Re: Genre Introduction: Continental Drift

Posted: Sat Aug 28, 2021 11:53 am
by greennui
Film #3.

Model Shop (Jacques Demy, 1969)

Demy's only American effort. The anti Zabriskie point in a way, a melancholy day in a life of a guy who's drifting through LA in a car whilst his life comes crumbling down slowly around him.

I came here for a vacation, not to make a movie. But I fell in love with LA. I just had to make a film. It's so marvellous. When I left Paris it was dead. Now I've missed the revolution and everything. But I had been so depressed, so discouraged. I said I must go someplace where something's happening. I don't want to be pretentious but I want The Model Shop to be Los Angeles, 1968 – like Rossellini's Europa '51. Lola is a very small part. She ties the story together. Everything is like a puzzle: it fits together.

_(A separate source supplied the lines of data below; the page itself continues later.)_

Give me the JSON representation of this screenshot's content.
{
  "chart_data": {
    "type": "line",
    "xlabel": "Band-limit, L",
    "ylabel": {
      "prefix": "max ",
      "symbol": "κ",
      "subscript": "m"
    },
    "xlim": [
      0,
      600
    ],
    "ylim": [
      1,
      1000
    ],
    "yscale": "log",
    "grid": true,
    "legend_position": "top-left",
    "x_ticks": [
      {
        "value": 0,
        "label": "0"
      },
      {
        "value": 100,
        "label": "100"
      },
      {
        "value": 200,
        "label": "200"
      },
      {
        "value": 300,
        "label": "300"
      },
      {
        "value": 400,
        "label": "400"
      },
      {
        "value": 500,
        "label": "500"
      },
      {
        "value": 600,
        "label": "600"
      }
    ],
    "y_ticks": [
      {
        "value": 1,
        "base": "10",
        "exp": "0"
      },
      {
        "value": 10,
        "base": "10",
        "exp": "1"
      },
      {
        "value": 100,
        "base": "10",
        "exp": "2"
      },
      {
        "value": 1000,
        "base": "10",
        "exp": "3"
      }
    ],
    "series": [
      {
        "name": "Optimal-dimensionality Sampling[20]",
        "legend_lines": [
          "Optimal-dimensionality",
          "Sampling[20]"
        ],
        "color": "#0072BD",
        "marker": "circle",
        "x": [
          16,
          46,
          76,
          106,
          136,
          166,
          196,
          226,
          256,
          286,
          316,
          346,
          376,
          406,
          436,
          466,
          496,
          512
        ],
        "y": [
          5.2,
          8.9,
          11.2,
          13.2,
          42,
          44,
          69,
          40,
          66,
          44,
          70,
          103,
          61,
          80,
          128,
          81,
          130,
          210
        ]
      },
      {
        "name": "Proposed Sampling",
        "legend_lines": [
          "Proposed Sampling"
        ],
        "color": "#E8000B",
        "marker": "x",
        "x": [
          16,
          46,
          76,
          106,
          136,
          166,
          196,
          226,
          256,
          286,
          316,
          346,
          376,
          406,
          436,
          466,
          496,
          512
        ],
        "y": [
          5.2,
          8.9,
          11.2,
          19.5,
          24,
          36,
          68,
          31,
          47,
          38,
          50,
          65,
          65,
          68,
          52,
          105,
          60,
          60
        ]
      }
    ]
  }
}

I want to forget Cherbourg, Rochefort. I've gone as far as I can with that. I needed another language, new problems. This won't be a Hollywood movie. I told them I like to shoot on location, use real people whenever possible. The sound stage, big stars, big budget – I wouldn't enjoy that. I learned the city by driving – from one end of Sunset to the other, down Western all the way to Long Beach. LA has the perfect proportions for film. It fits the frame perfectly.

Re: Genre Introduction: Continental Drift

Posted: Fri Oct 22, 2021 4:35 pm
by greennui
Film #3.

Inferno (Stanislav Barabas, 1973)

August Strindberg going kaka cuckoo whilst drifting from Paris to Sweden.